Reporting and monitoring

Before going to the code we can have a look to two important features of Nextflow: the ability to produce a comprehensive report and the live monitoring offered by tower.nf web application.

We can go to the tower.nf website

../_images/tower.png

and click on the GitHub authentication.

../_images/tower.png

You can generate your token at https://tower.nf/tokens exporting those environmental variables:

export TOWER_ACCESS_TOKEN=*******YOUR***TOKEN*****HERE*******

Note

You can also store them indefinitely in your .bashrc or .bash_profile file.

We can then launch again the pipeline forcing this time without -resume and check the live reporting on the tower website adding the parameter -with-tower.

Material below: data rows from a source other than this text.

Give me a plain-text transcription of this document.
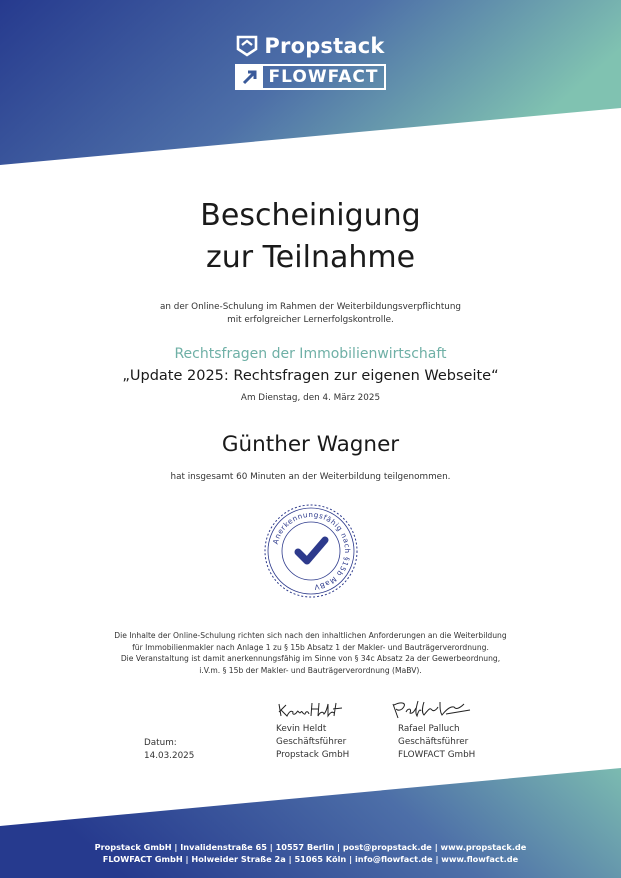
Propstack
FLOWFACT
Bescheinigung
zur Teilnahme
an der Online-Schulung im Rahmen der Weiterbildungsverpflichtung
mit erfolgreicher Lernerfolgskontrolle.
Rechtsfragen der Immobilienwirtschaft
„Update 2025: Rechtsfragen zur eigenen Webseite“
Am Dienstag, den 4. März 2025
Günther Wagner
hat insgesamt 60 Minuten an der Weiterbildung teilgenommen.
Anerkennungsfähig nach §15b MaBV
Die Inhalte der Online-Schulung richten sich nach den inhaltlichen Anforderungen an die Weiterbildung
für Immobilienmakler nach Anlage 1 zu § 15b Absatz 1 der Makler- und Bauträgerverordnung.
Die Veranstaltung ist damit anerkennungsfähig im Sinne von § 34c Absatz 2a der Gewerbeordnung,
i.V.m. § 15b der Makler- und Bauträgerverordnung (MaBV).
Datum:
14.03.2025
Kevin Heldt
Geschäftsführer
Propstack GmbH
Rafael Palluch
Geschäftsführer
FLOWFACT GmbH
Propstack GmbH | Invalidenstraße 65 | 10557 Berlin | post@propstack.de | www.propstack.de
FLOWFACT GmbH | Holweider Straße 2a | 51065 Köln | info@flowfact.de | www.flowfact.de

nextflow run lucacozzuto/elixir_NF -with-docker -r main -bg --reads "*.fastq.gz" -with-tower > log

tail -f log

N E X T F L O W  ~  version 21.10.3
Launching `lucacozzuto/elixir_NF` [evil_ekeblad] - revision: 040cd63a79 [main]
NOTE: Your local project version looks outdated - a different revision is available in the remote repository [fb23636633]
Downloading plugin nf-tower@1.3.0

BIOCORE@CRG - N F TESTPIPE  ~  version 1.0
=============================================
reads                           : *.fastq.gz
reference                       : /Users/lcozzuto/.nextflow/assets/lucacozzuto/elixir_NF/data/chr19.fasta.gz
output                          : ./output

Monitor the execution with Nextflow Tower using this url https://tower.nf/user/lucacozzuto/watch/54kIaLzfwIfiLx
[23/b06dda] Submitted process > fastqc (test1.fastq.gz)
[ee/82bce0] Submitted process > fastqc (test2.fastq.gz)
[27/82af32] Submitted process > BOWTIE:Index (chr19.fasta.gz)
[...]

We can check the appearance of a new pipeline and the content

../_images/tower.gif

When the pipeline is finished you also get a mail. Adding the parameter -with-report will produce a final html report with all the information that was in the tower.nf website.